Toro mencari tau dimana Marlina akan bersekeolah, akhirnya Toro dan Marlina satu sekolah kembali di SMA. Berkali-kali Toro melihat Marlina bersama laki-laki lain, dibonceng dengan motor vespa saat pulang sekolah. Sejak SMP sampai SMA Toro sikap Toro selalu sama, memperhatikan Marlina. Setiap malam memikirkan Marlina dan berkhayal bisa hidup bahagia dengan wanita itu sepanjang usia.  Toro masih membuat puisi untuk Marlina setiap hari, meski kini tidak selalu disampaikannya karena dia tau bahwa Marlina membecinya sejak SMP. Dari dulu Marlina selalu minta untuk tidak mengirimkan puisi-puisi lagi untuknya. Namun Toro tetap sama.

Waktu dikejar
Waktu menunggu
Waktu berlari
Waktu bersembunyi
Biarkan aku mencintaimu
Dan biarkan waktu menguji
***

Marlina pindah sekolah Tor! Begitu kata Ikin ke Toro dengan tergesa-gesa. Dia kaan pindah ke Balik Papan. Toro kaget sekaligus sedih. Saat itu mereka duduk dibangku kelas 2 SMA. Kurang lebih sudah lima tahun Toro menyukai Malena, tapi kali ini dia harus merelakan Marlina pergi bersama rasa bencinya kepadanya. Tidak ada lagi wanita bermata indah dan berlesung pipi dalam hari-harinya. Dia kehilangan semangat. Toro sering melamun, menjauh dari teman-temannya. Sepulang sekolah Toro hanya melamun. Malam hari kembali melamun sambil memandang langit, melihat bulan dan mengingat kembali wajah Marlina.
Wahai warna-warni yang berkelebat
Tak sudikah singgah sebentar?
Hinggap di hatiku yang biru
Mengharu biru karena rindu


Di rumah, Toro mempunyai kucing peliaharaan yang dia beri nama broni.
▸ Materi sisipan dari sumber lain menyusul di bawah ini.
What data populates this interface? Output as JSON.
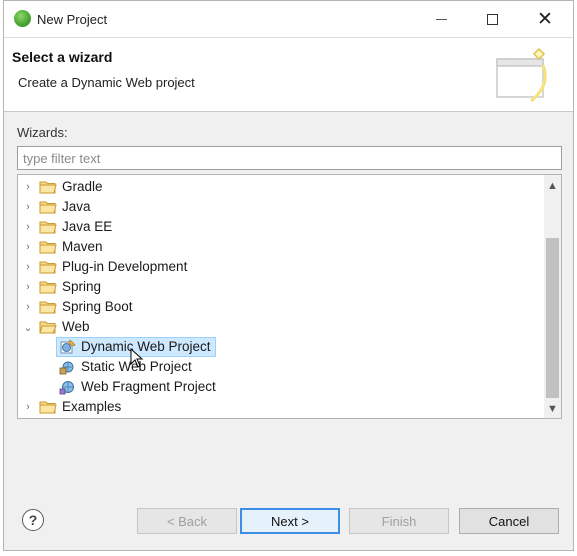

Malam-malamnya dia lalui dengan broni, dianggapnya sahabat Toro menceritakan tentang Marlina ke broni. Kucing itu dirawat sejak baru lahir, ditemukan di jalan saat hampir tertabrak modil penggangut sayur dari pasar. Seakan mengerti dengan apa yang dialami majikannya, broni terenyuh. Sepulang sekolah, Toro tidak melihat broni. Dicarinya broni kesmua tepat tapi tidak ada. Rupanya, broni mati terlindas truck sampah dekat rumah. Kesendihan Toro semakin parah. Belum lama dia ditinggalkan Marlena, sekarang broni pergi. Tidak ada lagi yang menemani malam-malam sepinya.  

                                                                      ***



*Puisi dikutip dari Buku Ayah oleh Andrea Hirata.